Following the Munich Crisis both France and the UK placed significant orders for American aircraft....approx 500 each. The British sent a mission(Group Capt Arthur Harris amongst others) to USA in that year to evaluate American types. They were not particularly impressed with what they saw, judging that the B17(“Flying Fortress”) and the PBY4 Catalina to be unsuitable but did recommend that orders should be placed for training and patrol aircraft. Orders were subsequently placed for 200 Lockheed Electras high speed passenger aircraft(to be converted into Hudson martime patrol aircraft) and several hundred Texan trainers. Far larger orders followed on in 1939, 1940 etc....
The French were far less fussy/far more desperate and they placed orders for Douglas DB7 Havocs, Martin 167 Marylands bombers and Curtis P36 Bell P39 and later Cutiss P40 fighters. The French instigated the establishment of the Allied Purchasing Commission in 1939 based in New York to coordinate Anglo French orders for American aircraft. One of the leading advocates of post war European unity, Jean Monet, was central in the establishment of this office. It’s interesting to note that these French aircraft were for the very latest American types and Roosevelt approved these orders inspite of serious objections by the American army.

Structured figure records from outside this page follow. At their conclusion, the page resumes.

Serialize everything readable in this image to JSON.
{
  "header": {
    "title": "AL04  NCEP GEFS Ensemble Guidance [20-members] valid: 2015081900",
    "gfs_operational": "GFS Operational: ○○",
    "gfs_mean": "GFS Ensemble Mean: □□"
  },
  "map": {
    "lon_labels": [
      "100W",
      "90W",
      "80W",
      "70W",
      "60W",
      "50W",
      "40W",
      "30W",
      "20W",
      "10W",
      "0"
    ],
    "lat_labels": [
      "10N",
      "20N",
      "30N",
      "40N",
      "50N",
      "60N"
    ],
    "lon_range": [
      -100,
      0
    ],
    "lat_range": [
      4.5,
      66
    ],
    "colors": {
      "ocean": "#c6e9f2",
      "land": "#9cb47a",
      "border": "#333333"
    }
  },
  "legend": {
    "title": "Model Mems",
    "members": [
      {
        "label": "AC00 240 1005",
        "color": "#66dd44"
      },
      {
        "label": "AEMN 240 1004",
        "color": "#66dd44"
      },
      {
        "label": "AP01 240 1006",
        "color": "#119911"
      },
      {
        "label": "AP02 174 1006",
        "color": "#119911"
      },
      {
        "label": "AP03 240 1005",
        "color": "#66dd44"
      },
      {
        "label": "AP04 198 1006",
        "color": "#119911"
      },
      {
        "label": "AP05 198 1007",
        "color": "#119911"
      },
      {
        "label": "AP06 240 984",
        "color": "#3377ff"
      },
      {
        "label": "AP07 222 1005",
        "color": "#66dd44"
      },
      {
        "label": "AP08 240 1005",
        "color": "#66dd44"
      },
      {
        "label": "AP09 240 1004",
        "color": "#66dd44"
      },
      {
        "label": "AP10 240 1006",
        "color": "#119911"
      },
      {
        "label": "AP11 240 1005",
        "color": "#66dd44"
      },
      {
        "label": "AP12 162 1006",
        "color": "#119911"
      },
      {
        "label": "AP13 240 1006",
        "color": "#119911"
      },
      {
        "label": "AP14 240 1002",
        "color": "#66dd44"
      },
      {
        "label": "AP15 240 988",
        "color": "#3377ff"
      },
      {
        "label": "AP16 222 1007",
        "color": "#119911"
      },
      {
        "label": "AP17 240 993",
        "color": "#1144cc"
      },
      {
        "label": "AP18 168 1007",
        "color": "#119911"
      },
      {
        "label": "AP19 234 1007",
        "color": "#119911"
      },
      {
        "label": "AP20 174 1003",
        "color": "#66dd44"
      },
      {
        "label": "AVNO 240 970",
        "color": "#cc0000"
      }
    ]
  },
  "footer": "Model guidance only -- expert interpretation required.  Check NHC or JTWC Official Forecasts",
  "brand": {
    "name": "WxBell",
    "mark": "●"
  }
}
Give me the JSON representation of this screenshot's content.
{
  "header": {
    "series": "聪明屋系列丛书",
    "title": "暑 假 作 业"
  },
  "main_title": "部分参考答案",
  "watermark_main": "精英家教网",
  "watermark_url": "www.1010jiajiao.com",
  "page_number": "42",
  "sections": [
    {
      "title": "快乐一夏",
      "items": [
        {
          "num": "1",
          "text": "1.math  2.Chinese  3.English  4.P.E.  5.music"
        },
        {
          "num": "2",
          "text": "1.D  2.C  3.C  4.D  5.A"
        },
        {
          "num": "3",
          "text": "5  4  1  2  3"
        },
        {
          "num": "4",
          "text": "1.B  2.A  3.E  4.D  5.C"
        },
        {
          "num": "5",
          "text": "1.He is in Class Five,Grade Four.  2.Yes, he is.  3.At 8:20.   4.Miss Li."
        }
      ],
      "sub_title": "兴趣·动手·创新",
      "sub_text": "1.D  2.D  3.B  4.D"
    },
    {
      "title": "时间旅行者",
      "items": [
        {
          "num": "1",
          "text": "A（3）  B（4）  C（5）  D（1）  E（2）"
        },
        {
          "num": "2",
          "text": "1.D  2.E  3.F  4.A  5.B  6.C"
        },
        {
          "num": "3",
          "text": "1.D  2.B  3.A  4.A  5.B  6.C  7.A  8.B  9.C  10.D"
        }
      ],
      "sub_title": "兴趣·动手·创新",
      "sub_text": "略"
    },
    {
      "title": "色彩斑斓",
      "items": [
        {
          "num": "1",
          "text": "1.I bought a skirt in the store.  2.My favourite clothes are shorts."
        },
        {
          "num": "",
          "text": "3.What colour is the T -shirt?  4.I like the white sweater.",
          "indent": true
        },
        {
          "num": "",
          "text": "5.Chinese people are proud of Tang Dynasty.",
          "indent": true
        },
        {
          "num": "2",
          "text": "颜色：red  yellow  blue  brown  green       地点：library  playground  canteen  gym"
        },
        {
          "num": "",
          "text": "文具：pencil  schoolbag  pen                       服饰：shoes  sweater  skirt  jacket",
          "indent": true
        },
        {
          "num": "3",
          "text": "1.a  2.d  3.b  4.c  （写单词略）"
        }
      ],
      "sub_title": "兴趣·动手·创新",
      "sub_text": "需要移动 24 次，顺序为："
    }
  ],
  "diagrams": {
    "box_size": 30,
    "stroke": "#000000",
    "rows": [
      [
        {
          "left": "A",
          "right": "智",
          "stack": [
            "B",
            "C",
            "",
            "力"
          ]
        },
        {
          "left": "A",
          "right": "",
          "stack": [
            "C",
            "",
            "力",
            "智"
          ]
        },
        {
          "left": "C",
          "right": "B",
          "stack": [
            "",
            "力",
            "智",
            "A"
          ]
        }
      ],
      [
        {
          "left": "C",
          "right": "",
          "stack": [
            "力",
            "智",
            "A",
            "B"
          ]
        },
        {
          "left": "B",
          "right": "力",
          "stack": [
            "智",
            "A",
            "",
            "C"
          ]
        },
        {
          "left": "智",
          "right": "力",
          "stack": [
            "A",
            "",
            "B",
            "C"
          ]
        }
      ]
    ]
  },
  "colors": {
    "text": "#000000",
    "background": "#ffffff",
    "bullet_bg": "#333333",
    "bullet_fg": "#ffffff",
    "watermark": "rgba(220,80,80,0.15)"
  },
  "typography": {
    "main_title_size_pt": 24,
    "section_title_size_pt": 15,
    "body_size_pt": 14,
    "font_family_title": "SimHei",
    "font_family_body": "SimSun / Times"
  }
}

Prefiguring his public Arsenal of Democracy statement Roosevelt privately assured Chamberlain in December 1938 that he would “have the industrial rescources of the American nation behind him in the event of war with the dictatorships”.
The speed that the US went from having the 17th largest army (I think) in the world to one of the largest, probably the most mechanised and best supplied, was nothing short of stunning. It says something about the character of the nation, and it did shorten the war.